Tout cela pourtant ne constitue pas un développement normal du crédit. Malgré l’appui intéressé du gouvernement, dont la fortune est aujourd’hui liée à la sienne, malgré la sagesse réelle qu’elle déploie dans la situation périlleuse où elle s’est mise, malgré l’assistance même des banques privées, il est permis de croire que la banque de Londres n’aurait pas vécu jusqu’aujourd’hui dans un pays moins tranquille que l’Angleterre, ou plus exposé qu’elle aux invasions. Tout a concouru pour la préserver d’une chute que sa mauvaise organisation semblait rendre inévitable. En laissant d’ailleurs à part les conditions de solidité et de durée, il est certain que la banque de Londres n’a pas donné le dernier mot des institutions de crédit ; c’est à celles de l’Écosse qu’en était réservé l’honneur.

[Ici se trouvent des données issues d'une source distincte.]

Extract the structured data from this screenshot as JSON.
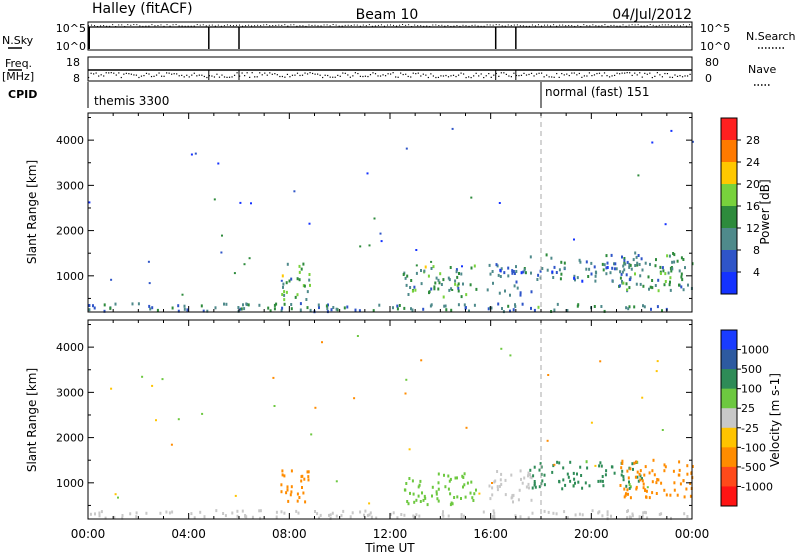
{
  "header": {
    "station": "Halley (fitACF)",
    "beam": "Beam 10",
    "date": "04/Jul/2012"
  },
  "time_panels": {
    "nsky_label": "N.Sky",
    "nsearch_label": "N.Search",
    "freq_label_top": "Freq.",
    "freq_label_bottom": "[MHz]",
    "nave_label": "Nave",
    "cpid_label": "CPID",
    "nsky_ticks_left": [
      "10^5",
      "10^0"
    ],
    "nsky_ticks_right": [
      "10^5",
      "10^0"
    ],
    "freq_ticks_left": [
      "18",
      "8"
    ],
    "nave_ticks_right": [
      "80",
      "0"
    ],
    "cpid_segments": [
      {
        "start": 0.0,
        "end": 18.0,
        "label": "themis 3300"
      },
      {
        "start": 18.0,
        "end": 24.0,
        "label": "normal (fast) 151"
      }
    ],
    "noise_drop_times": [
      4.8,
      6.0,
      16.2,
      17.0
    ]
  },
  "chart_data": [
    {
      "type": "heatmap",
      "title": "Power",
      "xlabel": "",
      "ylabel": "Slant Range [km]",
      "xlim": [
        0,
        24
      ],
      "ylim": [
        200,
        4600
      ],
      "x_ticks": [
        "00:00",
        "04:00",
        "08:00",
        "12:00",
        "16:00",
        "20:00",
        "00:00"
      ],
      "y_ticks": [
        1000,
        2000,
        3000,
        4000
      ],
      "colorbar": {
        "label": "Power [dB]",
        "ticks": [
          "28",
          "24",
          "20",
          "16",
          "12",
          "8",
          "4"
        ],
        "colors": [
          "#ff2020",
          "#ff7a00",
          "#ffc800",
          "#78d23c",
          "#2e8b3c",
          "#4f8a8b",
          "#2f55c8",
          "#1432ff"
        ]
      },
      "regions": [
        {
          "t0": 0.0,
          "t1": 24.0,
          "r0": 240,
          "r1": 420,
          "value": 10
        },
        {
          "t0": 7.6,
          "t1": 8.8,
          "r0": 500,
          "r1": 1300,
          "value": 14
        },
        {
          "t0": 12.5,
          "t1": 15.4,
          "r0": 550,
          "r1": 1250,
          "value": 13
        },
        {
          "t0": 15.8,
          "t1": 17.6,
          "r0": 600,
          "r1": 1300,
          "value": 8
        },
        {
          "t0": 17.5,
          "t1": 22.0,
          "r0": 900,
          "r1": 1500,
          "value": 9
        },
        {
          "t0": 21.0,
          "t1": 24.0,
          "r0": 700,
          "r1": 1550,
          "value": 12
        }
      ],
      "cpid_change_time": 18.0
    },
    {
      "type": "heatmap",
      "title": "Velocity",
      "xlabel": "Time UT",
      "ylabel": "Slant Range [km]",
      "xlim": [
        0,
        24
      ],
      "ylim": [
        200,
        4600
      ],
      "x_ticks": [
        "00:00",
        "04:00",
        "08:00",
        "12:00",
        "16:00",
        "20:00",
        "00:00"
      ],
      "y_ticks": [
        1000,
        2000,
        3000,
        4000
      ],
      "colorbar": {
        "label": "Velocity [m s-1]",
        "ticks": [
          "1000",
          "500",
          "100",
          "25",
          "-25",
          "-100",
          "-500",
          "-1000"
        ],
        "colors": [
          "#1a3cff",
          "#2d5aa0",
          "#2e8b57",
          "#6dc840",
          "#c8c8c8",
          "#ffc400",
          "#ff8c00",
          "#ff4a1a",
          "#ff1414"
        ]
      },
      "regions": [
        {
          "t0": 0.0,
          "t1": 24.0,
          "r0": 240,
          "r1": 420,
          "value": 0
        },
        {
          "t0": 7.6,
          "t1": 8.8,
          "r0": 500,
          "r1": 1300,
          "value": -300
        },
        {
          "t0": 12.5,
          "t1": 15.4,
          "r0": 550,
          "r1": 1250,
          "value": 60
        },
        {
          "t0": 15.8,
          "t1": 17.6,
          "r0": 600,
          "r1": 1300,
          "value": 0
        },
        {
          "t0": 17.5,
          "t1": 22.0,
          "r0": 900,
          "r1": 1500,
          "value": 150
        },
        {
          "t0": 21.0,
          "t1": 24.0,
          "r0": 700,
          "r1": 1550,
          "value": -200
        }
      ],
      "cpid_change_time": 18.0
    }
  ]
}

En 1695, un an après l’établissement de la banque d’Angleterre, se formait sans éclat, à Édimbourg, une institution du même genre, plus modeste dans ses prétentions, mais plus solide et plus complète ; c’est celle qui porte le nom de banque d’Écosse (bank of Scotland). Elle fut autorisée par un acte du parlement écossais, qui l’érigea en corporation. Son capital primitif, formé par des actions de 83 liv.sh.d., ne s’éleva pas à plus de 100,000 liv. sterl. (2,500,000 fr.) : capital bien modeste, mais suffisant pour les affaires qu’elle voulait entreprendre, et qu’elle eut du moins le bon esprit de conserver dans son intégrité. Aussi ses débuts furent-ils heureux et ses progrès rapides. Dans la suite, le capital de la banque d’Écosse s’est accru à mesure que ses affaires s’étendaient ; mais il est toujours demeuré comparativement faible, comme celui de tous les autres établissemens du même genre qui se sont formés dans le pays.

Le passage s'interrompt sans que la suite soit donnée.